Boehner, who saved the section of his speech titled “Iran and Israel” for the end, emphasized that “Israel is an island of freedom surrounded by a sea of oppression and hate.” His harsh appraisal of Israel’s neighbors is probably not shared by all his colleagues in Congress. Two of Israel’s Arab neighbors, Jordan and Egypt, receive significant military and economic aid from the U.S. and even have long standing peace deals with Israel.
The speech went on to call for the U.S. to defend Israel against those who seek to hurt it “through acts of violence, international criticism, or manipulation of laws of war.” As mentioned by Ali in today’s Daily Talking Points, Boehner comes up just short of endorsing a U.S. or Israeli attack on Iran but concludes that, “[w]here I come from, you stick by your friends, you stick by people who share your values.”
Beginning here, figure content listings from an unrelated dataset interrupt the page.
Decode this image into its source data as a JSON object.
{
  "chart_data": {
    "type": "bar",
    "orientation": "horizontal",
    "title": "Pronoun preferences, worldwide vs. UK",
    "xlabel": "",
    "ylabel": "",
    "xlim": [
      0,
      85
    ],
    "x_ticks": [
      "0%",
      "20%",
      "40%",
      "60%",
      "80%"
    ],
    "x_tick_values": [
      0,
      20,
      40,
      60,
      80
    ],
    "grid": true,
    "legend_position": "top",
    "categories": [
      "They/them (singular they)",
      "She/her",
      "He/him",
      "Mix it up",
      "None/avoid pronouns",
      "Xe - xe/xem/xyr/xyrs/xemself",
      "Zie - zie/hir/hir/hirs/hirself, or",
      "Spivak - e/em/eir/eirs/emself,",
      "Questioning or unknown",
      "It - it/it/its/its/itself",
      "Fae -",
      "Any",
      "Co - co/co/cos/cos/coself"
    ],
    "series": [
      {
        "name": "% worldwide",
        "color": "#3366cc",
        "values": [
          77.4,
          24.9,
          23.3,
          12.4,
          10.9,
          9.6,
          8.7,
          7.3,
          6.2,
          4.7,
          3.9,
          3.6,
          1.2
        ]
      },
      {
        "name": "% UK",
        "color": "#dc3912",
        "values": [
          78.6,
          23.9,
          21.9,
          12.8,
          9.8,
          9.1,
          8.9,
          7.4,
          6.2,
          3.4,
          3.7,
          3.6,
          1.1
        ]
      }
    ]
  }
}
The text of the, “Iran and Israel,” section is pasted below the fold.
IRAN AND ISRAEL
As we gather here, Iran is working to develop a nuclear weapons program. Contrary to the wishful thinking of some, the Iranian regime is capable of doing a cost-benefit analysis of pursuing these weapons in the face of international isolation.
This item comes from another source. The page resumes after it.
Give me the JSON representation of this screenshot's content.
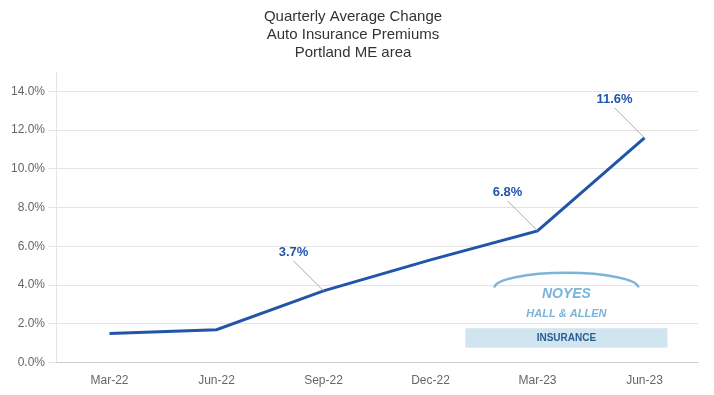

Iran is more than prepared to sacrifice the well-being of its people for the chance to fundamentally change the balance of power in the region. It is the true source of instability in the region, and we must not naively assume a nuclear-armed Iran would be containable.
The destinies of Iran and Israel are often inter-linked, with good reason. Israel is an island of freedom surrounded by a sea of oppression and hate, surrounded by enemies who seek its destruction.
Israel is on the front lines of the ideological and violent clash we are confronting. The attacks against it – whether through acts of violence, international criticism, or manipulation of laws of war – are often the vanguard of what our country will face.
America has stood by Israel since Harry Truman sat in the Oval Office. Our commitment to this long-standing friendship should be no less strong today.
Where I come from, you stick by your friends, you stick by people who share your values. You do not send a message of strength to your enemies by shunning your friends and allies.
The foreign policy of the United States should not be built on a platform of apologies, corrections, and reset buttons. We will not confront and defeat the terrorist threat by blurring America’s exceptionalism and backing out on America’s commitments.